Un matin, de grands camions blancs viennent envahir la rue qui se trouve devant chez lui. Une nouvelle famille vient d’emménager dans le quartier. Raphaël, curieux, essaie d’apercevoir les nouveaux arrivants, en regardant au-dessus de la haie. Mais, il est trop petit. Il prend une échelle qui traîne dans le garage. Il grimpe et patatras. Raphaël vient d’échouer dans le jardin des voisins. Il voudrait s’évader discrètement, sans qu’on l’aperçoive. Il risque d’avoir des problèmes. Trop tard ! De grands yeux noisette le regardent alors qu’il essaie de se relever discrètement. Emma, une petite fille aux très longues nattes, l’observe un peu surprise. Qui est donc cet objet volant non identifié ? Raphaël est mal à l’aise. Il tente d’articuler quelques mots pour se présenter. Les syllabes prononcées ne ressemblent à rien de cohérent. Elles ne sont même pas dans le bon ordre. Il n’a pas parlé depuis si longtemps…Faut-il fuir en hurlant, se cacher derrière la haie ou engager la conversation ? Emma le scrute de plus belle. Soudain, contre toute attente, la petite fille se met à rire. Tout doucement, puis de plus en plus fort. Raphaël, surpris, se laisse lui aussi gagner par l’euphorie. Son appareil dentaire ne semble plus le gêner plus du tout. Il vient de constater que Emma en a un aussi et que cela ne l’empêche pas de sourire. Au contraire ! Emma est ravie d’avoir ce qu’elle appelle « ses dents de la mer ».
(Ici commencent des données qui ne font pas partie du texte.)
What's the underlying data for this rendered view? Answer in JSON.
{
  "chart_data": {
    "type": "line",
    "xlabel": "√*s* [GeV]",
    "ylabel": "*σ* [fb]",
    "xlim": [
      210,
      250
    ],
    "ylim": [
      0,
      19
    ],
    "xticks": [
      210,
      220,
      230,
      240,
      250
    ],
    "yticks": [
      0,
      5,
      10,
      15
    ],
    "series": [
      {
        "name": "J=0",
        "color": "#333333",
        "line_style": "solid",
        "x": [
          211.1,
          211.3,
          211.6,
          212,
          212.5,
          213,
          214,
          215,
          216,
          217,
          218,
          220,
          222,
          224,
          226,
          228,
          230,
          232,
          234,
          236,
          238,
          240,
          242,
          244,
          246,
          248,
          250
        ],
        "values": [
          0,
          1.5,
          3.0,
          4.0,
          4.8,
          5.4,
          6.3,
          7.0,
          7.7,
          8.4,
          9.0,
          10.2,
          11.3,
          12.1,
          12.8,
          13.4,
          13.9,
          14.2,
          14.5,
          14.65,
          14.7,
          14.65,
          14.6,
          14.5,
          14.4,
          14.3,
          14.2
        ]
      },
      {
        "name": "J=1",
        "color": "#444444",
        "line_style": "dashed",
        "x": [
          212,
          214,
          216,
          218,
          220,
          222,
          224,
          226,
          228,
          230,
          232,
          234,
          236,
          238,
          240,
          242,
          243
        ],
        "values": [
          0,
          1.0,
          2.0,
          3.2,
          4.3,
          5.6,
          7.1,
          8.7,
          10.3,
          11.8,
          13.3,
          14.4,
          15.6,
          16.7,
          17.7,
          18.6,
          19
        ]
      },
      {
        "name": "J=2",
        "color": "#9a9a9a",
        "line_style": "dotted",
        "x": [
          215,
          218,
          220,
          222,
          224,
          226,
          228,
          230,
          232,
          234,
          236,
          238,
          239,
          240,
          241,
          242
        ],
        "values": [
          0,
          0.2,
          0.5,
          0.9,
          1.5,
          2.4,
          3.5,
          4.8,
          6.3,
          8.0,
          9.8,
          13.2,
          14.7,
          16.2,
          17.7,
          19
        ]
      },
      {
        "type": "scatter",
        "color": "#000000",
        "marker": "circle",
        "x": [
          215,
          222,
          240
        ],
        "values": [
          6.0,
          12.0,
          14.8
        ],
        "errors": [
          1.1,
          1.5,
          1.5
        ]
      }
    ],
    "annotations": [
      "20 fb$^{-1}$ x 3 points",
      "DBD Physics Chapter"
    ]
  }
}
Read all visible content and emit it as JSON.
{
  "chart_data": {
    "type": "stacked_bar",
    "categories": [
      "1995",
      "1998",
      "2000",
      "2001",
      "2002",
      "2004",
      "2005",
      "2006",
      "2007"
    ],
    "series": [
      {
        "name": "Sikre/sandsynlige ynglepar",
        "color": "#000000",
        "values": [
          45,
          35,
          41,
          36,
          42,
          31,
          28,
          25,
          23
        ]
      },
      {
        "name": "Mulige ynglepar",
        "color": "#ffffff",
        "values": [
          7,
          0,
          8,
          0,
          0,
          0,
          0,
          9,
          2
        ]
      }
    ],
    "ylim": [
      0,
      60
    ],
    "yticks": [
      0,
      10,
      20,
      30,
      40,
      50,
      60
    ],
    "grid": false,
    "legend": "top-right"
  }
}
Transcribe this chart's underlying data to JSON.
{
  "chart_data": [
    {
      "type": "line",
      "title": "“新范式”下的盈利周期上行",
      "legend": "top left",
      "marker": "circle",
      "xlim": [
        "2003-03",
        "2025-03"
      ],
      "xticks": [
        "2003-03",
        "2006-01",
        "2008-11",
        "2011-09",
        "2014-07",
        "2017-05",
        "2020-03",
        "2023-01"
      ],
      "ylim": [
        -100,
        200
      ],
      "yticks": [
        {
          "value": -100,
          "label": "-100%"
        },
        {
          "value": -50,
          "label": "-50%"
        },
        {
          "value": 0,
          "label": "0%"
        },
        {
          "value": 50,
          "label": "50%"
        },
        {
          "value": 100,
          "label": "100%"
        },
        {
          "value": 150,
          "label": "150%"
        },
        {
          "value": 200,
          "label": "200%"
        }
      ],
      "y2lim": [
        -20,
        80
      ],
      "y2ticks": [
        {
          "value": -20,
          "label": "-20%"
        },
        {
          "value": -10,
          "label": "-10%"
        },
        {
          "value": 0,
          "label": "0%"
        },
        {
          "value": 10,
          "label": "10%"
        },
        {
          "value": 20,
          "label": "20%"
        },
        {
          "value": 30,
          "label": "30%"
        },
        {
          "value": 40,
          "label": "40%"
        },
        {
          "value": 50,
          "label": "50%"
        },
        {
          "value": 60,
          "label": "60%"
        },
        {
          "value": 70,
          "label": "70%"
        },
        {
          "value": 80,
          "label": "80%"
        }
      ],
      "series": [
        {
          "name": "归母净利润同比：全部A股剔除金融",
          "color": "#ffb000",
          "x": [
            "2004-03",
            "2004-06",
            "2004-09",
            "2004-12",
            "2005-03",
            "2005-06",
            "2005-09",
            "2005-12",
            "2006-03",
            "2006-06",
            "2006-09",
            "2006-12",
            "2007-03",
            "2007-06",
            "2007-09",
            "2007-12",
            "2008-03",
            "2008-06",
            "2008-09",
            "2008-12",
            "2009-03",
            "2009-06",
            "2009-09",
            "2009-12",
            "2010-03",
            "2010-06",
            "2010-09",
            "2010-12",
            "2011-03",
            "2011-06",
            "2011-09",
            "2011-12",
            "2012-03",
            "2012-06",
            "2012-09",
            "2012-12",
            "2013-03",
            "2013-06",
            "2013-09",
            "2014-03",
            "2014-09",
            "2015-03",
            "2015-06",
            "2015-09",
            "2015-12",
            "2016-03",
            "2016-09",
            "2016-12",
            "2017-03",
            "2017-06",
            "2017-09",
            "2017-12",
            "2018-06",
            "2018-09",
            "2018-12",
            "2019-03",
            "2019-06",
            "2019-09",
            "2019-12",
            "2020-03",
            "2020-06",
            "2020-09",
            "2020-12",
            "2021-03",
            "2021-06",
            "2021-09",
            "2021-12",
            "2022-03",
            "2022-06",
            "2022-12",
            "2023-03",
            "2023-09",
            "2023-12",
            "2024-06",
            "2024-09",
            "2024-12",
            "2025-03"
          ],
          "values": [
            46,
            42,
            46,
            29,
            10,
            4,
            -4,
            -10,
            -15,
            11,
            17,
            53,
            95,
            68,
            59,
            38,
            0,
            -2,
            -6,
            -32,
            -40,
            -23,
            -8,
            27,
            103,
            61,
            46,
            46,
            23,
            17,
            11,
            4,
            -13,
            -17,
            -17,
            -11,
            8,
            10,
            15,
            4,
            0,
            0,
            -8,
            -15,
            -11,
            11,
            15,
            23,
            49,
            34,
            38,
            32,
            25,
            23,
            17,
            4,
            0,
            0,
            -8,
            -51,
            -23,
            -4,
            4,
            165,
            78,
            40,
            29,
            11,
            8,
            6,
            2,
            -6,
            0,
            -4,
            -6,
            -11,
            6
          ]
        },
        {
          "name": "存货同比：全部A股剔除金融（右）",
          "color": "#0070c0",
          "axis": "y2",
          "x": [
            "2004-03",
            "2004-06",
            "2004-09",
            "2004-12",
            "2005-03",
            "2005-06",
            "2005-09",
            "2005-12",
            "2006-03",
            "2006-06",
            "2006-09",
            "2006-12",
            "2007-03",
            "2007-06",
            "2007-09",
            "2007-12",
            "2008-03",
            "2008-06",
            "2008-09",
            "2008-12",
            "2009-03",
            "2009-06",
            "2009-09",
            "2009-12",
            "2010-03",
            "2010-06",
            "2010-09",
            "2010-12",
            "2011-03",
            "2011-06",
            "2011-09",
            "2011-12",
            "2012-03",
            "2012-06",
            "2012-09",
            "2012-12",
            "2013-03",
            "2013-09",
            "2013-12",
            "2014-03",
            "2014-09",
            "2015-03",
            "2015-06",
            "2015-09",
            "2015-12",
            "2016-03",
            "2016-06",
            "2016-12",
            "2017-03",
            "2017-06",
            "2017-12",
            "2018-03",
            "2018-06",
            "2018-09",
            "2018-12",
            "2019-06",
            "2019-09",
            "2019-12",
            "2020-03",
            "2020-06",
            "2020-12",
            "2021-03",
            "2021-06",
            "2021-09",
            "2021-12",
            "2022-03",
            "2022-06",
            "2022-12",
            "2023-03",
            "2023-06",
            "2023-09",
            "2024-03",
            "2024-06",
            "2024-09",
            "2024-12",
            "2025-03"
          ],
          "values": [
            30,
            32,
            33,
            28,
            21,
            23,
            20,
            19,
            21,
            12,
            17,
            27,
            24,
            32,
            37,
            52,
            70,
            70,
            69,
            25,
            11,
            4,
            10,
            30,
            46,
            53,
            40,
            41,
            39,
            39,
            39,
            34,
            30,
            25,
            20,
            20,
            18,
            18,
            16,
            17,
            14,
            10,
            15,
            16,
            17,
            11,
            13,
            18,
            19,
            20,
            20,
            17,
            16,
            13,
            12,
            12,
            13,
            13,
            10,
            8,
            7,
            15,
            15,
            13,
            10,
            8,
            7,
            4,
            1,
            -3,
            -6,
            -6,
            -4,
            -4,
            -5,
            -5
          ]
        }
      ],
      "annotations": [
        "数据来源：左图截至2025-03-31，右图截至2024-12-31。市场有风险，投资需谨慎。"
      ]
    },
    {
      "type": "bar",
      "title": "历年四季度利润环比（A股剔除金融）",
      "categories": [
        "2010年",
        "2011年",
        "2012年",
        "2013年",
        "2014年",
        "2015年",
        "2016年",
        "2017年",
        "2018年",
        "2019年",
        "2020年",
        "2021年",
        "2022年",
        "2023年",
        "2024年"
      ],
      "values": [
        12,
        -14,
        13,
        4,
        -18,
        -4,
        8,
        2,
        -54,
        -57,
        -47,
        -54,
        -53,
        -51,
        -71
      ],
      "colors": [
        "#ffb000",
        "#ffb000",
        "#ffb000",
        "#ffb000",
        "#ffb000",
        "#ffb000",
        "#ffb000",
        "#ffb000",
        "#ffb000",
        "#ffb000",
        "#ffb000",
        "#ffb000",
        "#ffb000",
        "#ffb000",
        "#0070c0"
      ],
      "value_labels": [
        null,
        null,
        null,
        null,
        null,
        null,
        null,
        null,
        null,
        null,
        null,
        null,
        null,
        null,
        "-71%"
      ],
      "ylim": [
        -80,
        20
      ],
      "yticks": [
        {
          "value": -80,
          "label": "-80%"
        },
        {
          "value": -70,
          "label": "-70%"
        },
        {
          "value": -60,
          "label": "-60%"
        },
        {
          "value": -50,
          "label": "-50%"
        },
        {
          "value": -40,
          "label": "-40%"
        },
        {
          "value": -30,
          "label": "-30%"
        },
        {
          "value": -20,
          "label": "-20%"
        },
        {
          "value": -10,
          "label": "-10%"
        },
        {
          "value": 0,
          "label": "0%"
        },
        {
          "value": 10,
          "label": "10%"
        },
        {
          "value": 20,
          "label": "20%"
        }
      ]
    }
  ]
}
-Si on jouait aux « martiens astronautes » ? Propose Emma. Raphaël ne connaît pas ce jeu mais il a l’air terriblement amusant. Vivement que Papy Raymond ne soit plus malade. Raphaël pourra lui expliquer à quel point Emma est géniale ! Elle adore les bandes-dessinées et son plat favori ce sont les frites avec du ketchup et des petits pois. Vivement le retour à l’école ! Raphaël a hâte de présenter sa nouvelle amie à ses camarades de classe.